Now, are there any possible shortcuts ? There is a potential shortcut, which is that PBKDF2 uses a salt; it is as if there was not one PBKDF2 function, but billions of billions of distinct functions, one per salt value. IF several access points use the same salt, then attackers who try to break any of these access points may collude and share the effort, because "tried passwords" for one access point will also (somehow) apply to other access points. In WPA2, the salt for PBKDF2 is the network SSID. Thus, if several access points use the same SSID, then they transform the same password into the same key.
However, the actual messages and actual encryption key will be derived not only from the hashed password, but also nonce values which the access points and the connecting client send as part of the initial steps of the handshake (see this answer for pointers).
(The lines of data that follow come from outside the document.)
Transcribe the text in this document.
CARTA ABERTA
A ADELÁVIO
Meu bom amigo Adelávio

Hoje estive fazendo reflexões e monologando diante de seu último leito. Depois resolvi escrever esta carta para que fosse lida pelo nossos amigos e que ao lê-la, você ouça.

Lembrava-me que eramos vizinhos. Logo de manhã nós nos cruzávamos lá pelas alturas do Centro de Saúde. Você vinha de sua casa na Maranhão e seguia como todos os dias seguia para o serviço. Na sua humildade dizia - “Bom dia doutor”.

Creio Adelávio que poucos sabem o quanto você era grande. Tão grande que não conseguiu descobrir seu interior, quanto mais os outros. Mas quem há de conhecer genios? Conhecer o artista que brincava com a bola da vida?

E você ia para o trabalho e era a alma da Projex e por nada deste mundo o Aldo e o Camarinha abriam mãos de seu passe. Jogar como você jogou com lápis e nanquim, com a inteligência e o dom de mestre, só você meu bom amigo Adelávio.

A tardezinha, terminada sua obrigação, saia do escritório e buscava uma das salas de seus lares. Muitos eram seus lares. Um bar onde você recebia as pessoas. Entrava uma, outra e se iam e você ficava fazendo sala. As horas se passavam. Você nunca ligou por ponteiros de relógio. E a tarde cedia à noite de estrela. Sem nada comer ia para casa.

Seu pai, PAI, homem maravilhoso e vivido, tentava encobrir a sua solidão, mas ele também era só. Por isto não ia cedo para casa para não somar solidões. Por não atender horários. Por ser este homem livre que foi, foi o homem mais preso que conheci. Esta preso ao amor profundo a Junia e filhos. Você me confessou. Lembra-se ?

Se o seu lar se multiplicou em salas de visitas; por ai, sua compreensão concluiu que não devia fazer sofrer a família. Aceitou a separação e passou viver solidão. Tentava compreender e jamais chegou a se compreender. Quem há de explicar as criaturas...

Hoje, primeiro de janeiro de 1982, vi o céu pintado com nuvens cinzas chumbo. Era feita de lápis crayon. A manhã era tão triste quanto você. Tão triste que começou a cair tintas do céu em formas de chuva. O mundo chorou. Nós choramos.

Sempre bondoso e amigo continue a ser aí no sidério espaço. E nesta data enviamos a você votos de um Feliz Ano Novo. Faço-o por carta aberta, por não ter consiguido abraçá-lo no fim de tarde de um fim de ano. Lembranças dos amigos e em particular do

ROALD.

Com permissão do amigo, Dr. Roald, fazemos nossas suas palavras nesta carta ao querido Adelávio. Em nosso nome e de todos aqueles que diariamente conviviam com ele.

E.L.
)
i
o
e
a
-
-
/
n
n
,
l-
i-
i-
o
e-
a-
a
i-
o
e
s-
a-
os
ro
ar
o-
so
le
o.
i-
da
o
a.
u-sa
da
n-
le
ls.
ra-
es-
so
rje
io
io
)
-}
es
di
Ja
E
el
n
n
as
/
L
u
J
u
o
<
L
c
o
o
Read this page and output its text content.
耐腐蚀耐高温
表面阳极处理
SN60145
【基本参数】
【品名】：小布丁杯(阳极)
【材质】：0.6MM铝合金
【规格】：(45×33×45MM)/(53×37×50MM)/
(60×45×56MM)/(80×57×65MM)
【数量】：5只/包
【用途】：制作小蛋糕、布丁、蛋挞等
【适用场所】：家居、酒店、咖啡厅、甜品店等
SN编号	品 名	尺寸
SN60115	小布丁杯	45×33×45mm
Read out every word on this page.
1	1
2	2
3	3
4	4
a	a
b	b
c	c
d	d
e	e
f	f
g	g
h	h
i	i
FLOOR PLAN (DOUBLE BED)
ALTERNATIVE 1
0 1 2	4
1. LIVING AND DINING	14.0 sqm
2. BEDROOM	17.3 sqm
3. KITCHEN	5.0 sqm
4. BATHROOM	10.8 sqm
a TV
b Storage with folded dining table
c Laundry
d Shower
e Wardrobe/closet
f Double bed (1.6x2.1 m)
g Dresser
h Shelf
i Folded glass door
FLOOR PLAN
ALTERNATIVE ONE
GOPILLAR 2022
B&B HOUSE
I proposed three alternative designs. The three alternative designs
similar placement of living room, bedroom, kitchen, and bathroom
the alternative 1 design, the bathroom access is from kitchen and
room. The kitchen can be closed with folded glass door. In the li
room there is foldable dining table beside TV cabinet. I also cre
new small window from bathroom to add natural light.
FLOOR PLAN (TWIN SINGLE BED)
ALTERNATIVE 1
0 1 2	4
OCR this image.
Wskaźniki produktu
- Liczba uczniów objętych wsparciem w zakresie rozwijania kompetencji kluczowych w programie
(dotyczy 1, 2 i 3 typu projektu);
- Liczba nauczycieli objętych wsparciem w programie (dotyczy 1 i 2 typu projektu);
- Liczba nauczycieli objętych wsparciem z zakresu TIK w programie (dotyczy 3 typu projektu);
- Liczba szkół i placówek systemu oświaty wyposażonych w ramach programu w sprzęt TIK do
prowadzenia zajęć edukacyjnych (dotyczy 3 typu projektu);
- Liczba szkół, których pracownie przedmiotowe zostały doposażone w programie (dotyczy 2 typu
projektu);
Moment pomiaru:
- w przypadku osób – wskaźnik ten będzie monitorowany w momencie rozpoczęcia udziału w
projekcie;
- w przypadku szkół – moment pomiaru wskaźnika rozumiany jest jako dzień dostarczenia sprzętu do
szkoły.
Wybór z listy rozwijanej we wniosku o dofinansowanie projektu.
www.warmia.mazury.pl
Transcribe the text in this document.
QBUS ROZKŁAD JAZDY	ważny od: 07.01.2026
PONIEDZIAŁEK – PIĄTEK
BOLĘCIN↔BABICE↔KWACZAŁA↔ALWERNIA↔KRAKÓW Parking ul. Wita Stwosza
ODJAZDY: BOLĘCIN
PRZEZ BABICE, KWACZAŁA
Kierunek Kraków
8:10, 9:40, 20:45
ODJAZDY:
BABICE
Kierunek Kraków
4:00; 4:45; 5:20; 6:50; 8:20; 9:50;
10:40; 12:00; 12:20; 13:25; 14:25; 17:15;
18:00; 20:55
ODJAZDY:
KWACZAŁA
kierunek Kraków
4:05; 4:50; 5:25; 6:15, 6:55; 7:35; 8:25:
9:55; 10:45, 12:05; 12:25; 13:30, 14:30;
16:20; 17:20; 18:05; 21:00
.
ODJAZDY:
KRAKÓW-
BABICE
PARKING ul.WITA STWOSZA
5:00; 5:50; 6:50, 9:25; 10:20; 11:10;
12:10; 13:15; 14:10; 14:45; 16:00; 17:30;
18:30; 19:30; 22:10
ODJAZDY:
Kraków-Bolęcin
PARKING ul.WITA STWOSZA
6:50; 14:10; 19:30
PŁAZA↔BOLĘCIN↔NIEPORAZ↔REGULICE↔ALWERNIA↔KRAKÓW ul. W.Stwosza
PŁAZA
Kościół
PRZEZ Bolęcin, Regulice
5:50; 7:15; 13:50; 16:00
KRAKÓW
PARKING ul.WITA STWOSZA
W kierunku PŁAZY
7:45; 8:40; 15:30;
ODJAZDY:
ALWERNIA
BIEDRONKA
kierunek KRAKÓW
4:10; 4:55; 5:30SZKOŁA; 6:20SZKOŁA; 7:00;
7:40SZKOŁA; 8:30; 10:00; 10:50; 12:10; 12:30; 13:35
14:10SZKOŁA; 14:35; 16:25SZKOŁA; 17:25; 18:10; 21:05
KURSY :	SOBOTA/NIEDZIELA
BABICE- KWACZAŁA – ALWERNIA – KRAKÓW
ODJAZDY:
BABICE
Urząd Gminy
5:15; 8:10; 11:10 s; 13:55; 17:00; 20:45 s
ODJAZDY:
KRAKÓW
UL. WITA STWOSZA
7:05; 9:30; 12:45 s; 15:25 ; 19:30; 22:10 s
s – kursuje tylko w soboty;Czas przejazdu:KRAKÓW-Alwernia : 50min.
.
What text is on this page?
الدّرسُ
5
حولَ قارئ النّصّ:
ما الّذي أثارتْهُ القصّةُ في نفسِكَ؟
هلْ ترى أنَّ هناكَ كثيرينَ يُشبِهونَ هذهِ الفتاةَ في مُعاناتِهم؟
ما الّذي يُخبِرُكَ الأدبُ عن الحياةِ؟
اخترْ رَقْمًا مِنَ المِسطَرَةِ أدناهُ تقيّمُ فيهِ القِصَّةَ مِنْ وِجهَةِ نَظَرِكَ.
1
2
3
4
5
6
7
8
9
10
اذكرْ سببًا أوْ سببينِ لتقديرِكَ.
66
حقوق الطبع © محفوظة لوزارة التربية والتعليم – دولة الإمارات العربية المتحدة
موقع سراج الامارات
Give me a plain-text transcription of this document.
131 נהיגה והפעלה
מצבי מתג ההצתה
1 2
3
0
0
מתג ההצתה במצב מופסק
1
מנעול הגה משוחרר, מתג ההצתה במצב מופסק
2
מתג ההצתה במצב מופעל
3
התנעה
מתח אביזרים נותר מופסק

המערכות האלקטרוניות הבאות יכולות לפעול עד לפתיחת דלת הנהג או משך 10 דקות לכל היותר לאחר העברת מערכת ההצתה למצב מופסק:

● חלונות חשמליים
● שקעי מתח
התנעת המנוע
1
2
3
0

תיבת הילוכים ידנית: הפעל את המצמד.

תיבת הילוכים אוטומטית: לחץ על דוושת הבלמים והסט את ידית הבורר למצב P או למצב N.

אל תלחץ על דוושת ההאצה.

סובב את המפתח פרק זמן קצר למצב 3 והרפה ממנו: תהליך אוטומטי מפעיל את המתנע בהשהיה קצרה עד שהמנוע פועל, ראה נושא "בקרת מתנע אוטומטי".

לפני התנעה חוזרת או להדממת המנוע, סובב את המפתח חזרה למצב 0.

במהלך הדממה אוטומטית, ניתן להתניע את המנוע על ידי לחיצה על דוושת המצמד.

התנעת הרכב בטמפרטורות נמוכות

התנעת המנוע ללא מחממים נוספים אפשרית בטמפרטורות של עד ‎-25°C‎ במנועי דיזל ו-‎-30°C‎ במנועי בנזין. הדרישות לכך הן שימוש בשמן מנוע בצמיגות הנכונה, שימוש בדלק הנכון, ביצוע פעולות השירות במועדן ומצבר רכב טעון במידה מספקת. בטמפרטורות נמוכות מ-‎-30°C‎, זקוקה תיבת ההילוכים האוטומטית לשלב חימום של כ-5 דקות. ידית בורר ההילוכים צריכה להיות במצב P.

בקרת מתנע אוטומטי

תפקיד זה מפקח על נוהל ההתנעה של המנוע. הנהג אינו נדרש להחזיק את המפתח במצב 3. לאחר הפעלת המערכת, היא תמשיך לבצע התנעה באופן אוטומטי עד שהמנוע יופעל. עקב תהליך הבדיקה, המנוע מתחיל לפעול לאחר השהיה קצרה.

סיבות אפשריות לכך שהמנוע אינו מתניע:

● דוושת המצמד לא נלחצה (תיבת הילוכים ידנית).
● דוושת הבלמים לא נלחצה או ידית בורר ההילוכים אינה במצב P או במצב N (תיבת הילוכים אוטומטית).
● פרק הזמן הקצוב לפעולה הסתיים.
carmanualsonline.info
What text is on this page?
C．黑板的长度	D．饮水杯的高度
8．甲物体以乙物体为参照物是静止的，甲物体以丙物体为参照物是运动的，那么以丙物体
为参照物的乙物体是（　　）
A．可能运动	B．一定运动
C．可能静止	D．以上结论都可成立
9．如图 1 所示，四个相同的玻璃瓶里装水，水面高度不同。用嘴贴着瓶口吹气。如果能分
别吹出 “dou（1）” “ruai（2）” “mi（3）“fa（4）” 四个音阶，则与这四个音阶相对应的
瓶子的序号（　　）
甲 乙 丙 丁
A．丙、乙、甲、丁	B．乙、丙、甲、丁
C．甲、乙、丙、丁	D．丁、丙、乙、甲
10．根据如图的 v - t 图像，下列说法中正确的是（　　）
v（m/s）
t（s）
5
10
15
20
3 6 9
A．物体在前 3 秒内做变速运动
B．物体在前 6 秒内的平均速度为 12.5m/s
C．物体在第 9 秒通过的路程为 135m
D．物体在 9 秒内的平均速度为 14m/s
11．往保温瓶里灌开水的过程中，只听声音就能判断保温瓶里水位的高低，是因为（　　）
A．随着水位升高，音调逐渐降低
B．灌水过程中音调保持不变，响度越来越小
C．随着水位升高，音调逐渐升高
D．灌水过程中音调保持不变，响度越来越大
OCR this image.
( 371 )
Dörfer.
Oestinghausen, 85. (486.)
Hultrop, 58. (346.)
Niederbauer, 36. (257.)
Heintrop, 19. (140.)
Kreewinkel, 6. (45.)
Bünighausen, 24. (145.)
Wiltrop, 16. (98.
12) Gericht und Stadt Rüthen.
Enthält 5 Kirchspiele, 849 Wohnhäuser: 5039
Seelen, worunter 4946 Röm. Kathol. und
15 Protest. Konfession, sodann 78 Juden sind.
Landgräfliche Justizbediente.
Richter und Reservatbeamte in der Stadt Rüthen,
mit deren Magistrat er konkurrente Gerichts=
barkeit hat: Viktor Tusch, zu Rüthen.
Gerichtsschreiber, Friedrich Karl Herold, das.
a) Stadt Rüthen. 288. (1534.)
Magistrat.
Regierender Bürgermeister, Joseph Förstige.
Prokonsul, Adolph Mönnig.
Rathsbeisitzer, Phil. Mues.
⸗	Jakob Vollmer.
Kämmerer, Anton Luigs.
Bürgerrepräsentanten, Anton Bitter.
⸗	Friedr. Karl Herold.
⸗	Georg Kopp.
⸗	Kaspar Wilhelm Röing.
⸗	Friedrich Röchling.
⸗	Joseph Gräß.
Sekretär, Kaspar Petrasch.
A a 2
This actually prevents precomputations from being effective. There is a generic advice about not using a "common SSID" but, in the case of WPA2, using the same SSID as many other access points does not seem to induce any extra weakness.
All of the above is about trying to find the access point password, in order to either decrypt traffic, or connect to the access point and benefit from its services (namely, "free" Internet access). No weakness in WPA2 is currently known, making password guessing the only practical break-in path.
However, if the true target is not the access point but another machine which connects to that access point, then other methods may be applicable. For instance, the attacker may setup a fake access point, advertising the same SSID, but requiring no authentication at all; it is possible (depending on the victim's operating system and configuration, and the human user's ability to "click through" warning popups) that the target machine will connect to the fake access point. At that point, the attacker must provide the "Internet access" service, but he also has a direct access to the victim's machine, allowing him to try out any remote exploit relevant to that machine. Also, this puts the attacker in ideal place to try Man-in-the-Middle attacks.